There is so much competition that the pull effect seems negligible with no special difference between products/ services. So the objective of ad is to push the product, in your face, to win over the competition. A zero sum game.

Thus with the push undergoing a change, pull has become even more customer-centric and a two way process compared to the earlier passive one way. The new pull, rather than just saying good things about you, lets users experience it first hand and then buy the product/ service. As mentioned earlier, customer engagement would be easier with social networking sites for the young target audience but reaching the un-tech savvy customers would be the real marketing challenge.

Saturday, October 24, 2009

Lux- the ‘not-so-premium’ brand:


Brand building happens over a period of time. It takes even more time if it is a premium brand. For a brand to scale up is desirable but it isn’t easy, for a brand to scale down isn’t a very good strategy unless the product has become obsolete due to technology or any other factor beyond the control of the brand manager. Scaling down is much more undesirable if it is a premium brand.

Aspirational aspect of the human psyche gives the brand the ‘premium’ effect. Till the time this aspiration to own the brand holds good; the brand retains its premium positioning in the mind of the consumer. A classic case of scaling down resulting in disaster is the Daewoo Cielo car brand in late 1990s. Sudden reduction in price made the car positioning from luxury segment to mid-level segment. The result was complete hara-kiri.

Similar is the case happening with Lux, Hindustan Unilever’s premium soap. Lux has been going through a tough time with many competitors in the same segment. Peers and Dove (cannibalization), Fiama Di Willis et al. Lux’ market share has taken a beating. Lux celebrated its 75 years in 2005 with a special ad featuring Shah Rukh Khan and 4 Bollywood actresses, Hema Malini, Sridevi, Juhi Chawla and Kareena Kapoor who have endorsed the brand at some point of time. This shows the power of Lux to get such star power in the ad. No other brand can boast of such lineage of endorsers. Lux is considered such as premium brand that a Bollywood actress is assumed to have arrived on stage when she endorses Lux.

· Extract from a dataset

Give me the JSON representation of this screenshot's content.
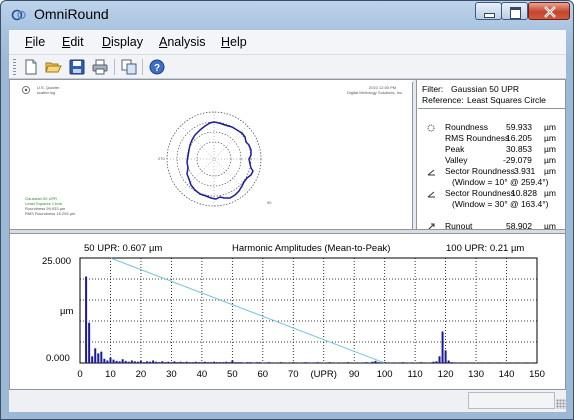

The latest endorses is former Miss World Ms. Priyanka Chopra. Like they say a ‘Bond girl’, we can say ‘Lux girl’ for all these ladies. With this new ad, Lux has scaled down with a soap for Rs. 10/-. Thus immediately the premium positioning is lost when you can get a Lux for such a low cost. The aspiration for the middle and lower class of the populace is realized resulting in increased sales in the short term but in the long term, the affluent ladies would resist from using it.

The ad itself is pale in comparison to the sophisticated ads done earlier. The first thing that strikes you is the song used in the background. It’s a copy of the ‘Dus Bahane’ number from the Bollywood movie ‘Dus’. For a brand as renowned as Lux and its parent company being Hindustan Unilever, we expect an original sound track, not a straight rip-off. Priyanka Chopra could have been sued in a much better way.

A loser ad and loser strategy with nothing to gain but everything to lose.